Keep stirring, just like you did with the first ladle.
Repeat this process until you’ve used all the stock. As it cooks, the rice will plump up and turn more and more opaque.
When all your stock is used up, your risotto should be nice and creamy. Give it a taste. The rice should be totally cooked, but still have the slightest amount of bite to it.
You want to be able to draw a spoon across the bottom of the pot like this:
Take the pot off the heat and get ready to finish the risotto up.
Three Cheese Risotto: Finish the risotto
This is the fun part. Add the chopped Gruyere and Taleggio to the pot.
Stir well to combine and start melting the cheese.

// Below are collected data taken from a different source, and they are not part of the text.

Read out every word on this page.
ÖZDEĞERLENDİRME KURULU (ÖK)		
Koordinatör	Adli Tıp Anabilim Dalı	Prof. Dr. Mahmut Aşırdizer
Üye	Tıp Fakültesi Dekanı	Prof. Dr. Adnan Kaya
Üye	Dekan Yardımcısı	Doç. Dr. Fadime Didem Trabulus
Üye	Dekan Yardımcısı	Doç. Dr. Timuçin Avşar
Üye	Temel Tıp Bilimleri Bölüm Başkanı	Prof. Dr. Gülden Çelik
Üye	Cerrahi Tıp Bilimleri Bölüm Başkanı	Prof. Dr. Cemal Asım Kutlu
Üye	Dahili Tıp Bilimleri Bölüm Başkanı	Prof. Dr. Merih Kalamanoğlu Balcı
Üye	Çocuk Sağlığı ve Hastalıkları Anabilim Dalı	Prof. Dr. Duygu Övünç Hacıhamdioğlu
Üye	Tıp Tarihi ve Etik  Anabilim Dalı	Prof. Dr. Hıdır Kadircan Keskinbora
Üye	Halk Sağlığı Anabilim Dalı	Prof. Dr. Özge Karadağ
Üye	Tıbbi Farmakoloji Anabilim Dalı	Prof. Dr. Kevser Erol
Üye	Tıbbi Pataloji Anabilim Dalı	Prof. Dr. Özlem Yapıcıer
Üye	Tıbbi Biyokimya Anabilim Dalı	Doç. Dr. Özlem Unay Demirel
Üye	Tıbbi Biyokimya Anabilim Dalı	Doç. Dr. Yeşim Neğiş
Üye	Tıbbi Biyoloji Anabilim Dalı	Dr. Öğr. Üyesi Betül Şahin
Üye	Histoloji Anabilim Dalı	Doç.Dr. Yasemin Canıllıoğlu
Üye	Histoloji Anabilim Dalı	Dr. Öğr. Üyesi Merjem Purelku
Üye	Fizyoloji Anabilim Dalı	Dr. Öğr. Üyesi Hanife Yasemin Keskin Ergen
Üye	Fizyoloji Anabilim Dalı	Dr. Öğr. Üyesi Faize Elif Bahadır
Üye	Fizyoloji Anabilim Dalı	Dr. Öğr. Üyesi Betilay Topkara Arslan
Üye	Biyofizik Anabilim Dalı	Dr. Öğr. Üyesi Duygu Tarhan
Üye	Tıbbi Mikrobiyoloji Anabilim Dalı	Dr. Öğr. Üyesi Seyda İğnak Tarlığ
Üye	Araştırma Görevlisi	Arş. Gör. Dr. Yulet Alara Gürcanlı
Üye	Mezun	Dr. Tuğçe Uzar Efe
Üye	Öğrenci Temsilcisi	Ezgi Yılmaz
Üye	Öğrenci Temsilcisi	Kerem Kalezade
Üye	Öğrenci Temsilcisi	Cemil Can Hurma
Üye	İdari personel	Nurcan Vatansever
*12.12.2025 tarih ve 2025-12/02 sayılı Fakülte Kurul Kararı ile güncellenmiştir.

Toss in the butter and Parmesan.
Stir well to combine. Cover the pot for a few minutes to let the cheese finish melting. When you uncover it, give it a stir. It should look about like this:
Three Cheese Risotto: Serve and enjoy!
When your risotto is done, heap it up in bowls.
In terms of consistency, it should be thick and creamy, but not so much that it’s rubbery or gluey.
Top with a little minced parsley if you like.
Serve and enjoy!
Three Cheese Risotto: How to reheat your risotto
Here’s the best way I’ve found to reheat risotto (assuming, that is, that you have leftovers).
To help maintain the nice, creamy texture that you worked so hard to create, reheat your risotto in an uncovered double boiler, stirring frequently. If it’s feeling a little dry, beat in a small nob of butter to loosen it up.